The professionals and scientists who work in the field of heart disease and those of us who are involved in the research and development of new medications for reducing heart disease all have big smiles on our face these days, as things are getting better ... much better. So the answer to the question posed as the title of our essay is ... close ... we're coming very close to eradicating heart disease. Let me explain.
First, let's review the data. In 1972, we learned for the first time that lowering blood pressure with medications reduces the chance of having a heart attack or stroke. Since then, many new blood pressure medications have come to the market so that a physician today can effectively treat practically any person with high blood pressure successfully AND with generic low cost medications. In 1985, we learned for the first time that lowering blood cholesterol levels with diet and medications reduces the chance of having a heart attack and stroke. And since that time, statin medications for lowering blood cholesterol levels effectively and safely have been introduced to the market which allows physicians to successfully lower blood cholesterol levels in most all of their patients who need it AND with generic low cost medications. The only problem is that some patients cannot tolerate a statin medication and for them there is not good answer ... yet.
Also, since 1980, many other important discoveries and improvements have been made that has helped reduce heart disease. For example, think of the life style changes that have been made since then. We know a lot more about eating a heart healthy diet. We know the benefits of exercising. And many of us have stopped smoking, a big driver of heart disease. When we see our doctors, there is more emphasis on prevention steps we can take to ward of heart disease. And when we develop chest pain or other symptoms of heart disease, we have heliports to get us quickly to the nearest emergency facility, and once there we have well trained medical staff to quickly examine us, many new medications to treat and correct the underlying abnormalities, the availability of an immediate angioplasty to look at the inside of our blood vessels (if needed) and stents which can be placed in our blood vessels to restore blood flow.

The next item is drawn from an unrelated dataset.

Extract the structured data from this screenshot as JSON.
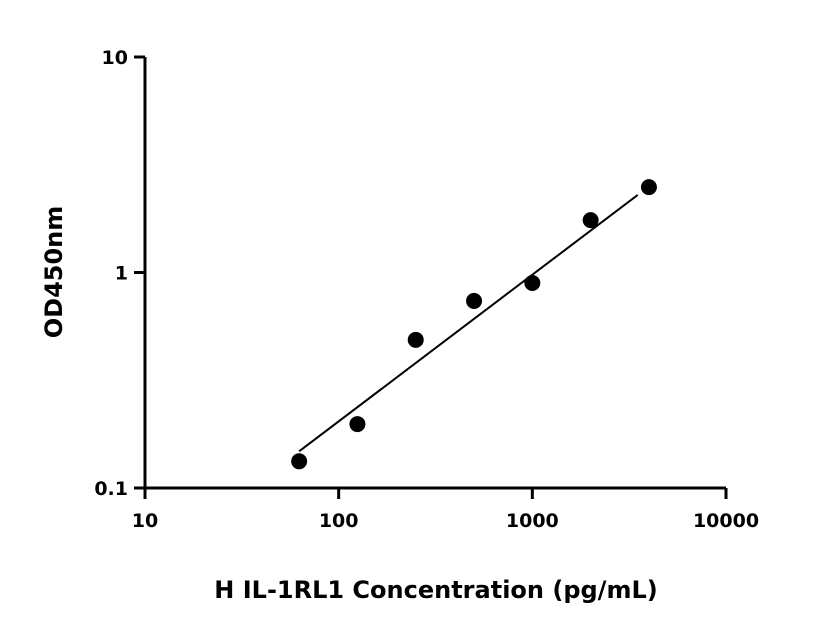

So what does the report card look like from all of these improvements? According to the Center for Disease Control, between 1980 and 2000 we saw the number of deaths from heart disease cut in half. And between 2000 and 2010, according to American Heart Association statistics, death rates from heart disease and strokes have fallen another 31%. Also, during that time, the average "bad" cholesterol level in Americans has dropped from 120 to 105. These are truly phenomenal accomplishments. Over all, heart disease has been cut by over 65% in the past 3 decades. We are making great progress.
But before you do many high fives, there is a down side. Some Americans ... no, make that many Americans ... are not eating right or being physically active. In fact, so many people are not adopting healthy lifestyles that the rate of obesity is increasing at epidemic proportions and along with it new diagnoses of diabetes are occurring at an alarming rate, even in young children. These two problems have actually cut the gains we have made in preventing heart disease by 18%, a percent that is expanding each year.
So there is our challenge. More Americans need to make better, smarter food choices and engage in increased physical activity. Oh yes, there are pills being developed for both of these problems and they will be effective. But this is actually something we can all control without medication. Eating right and being physically active will result in weight loss and weight loss can and will prevent diabetes ... if we do it.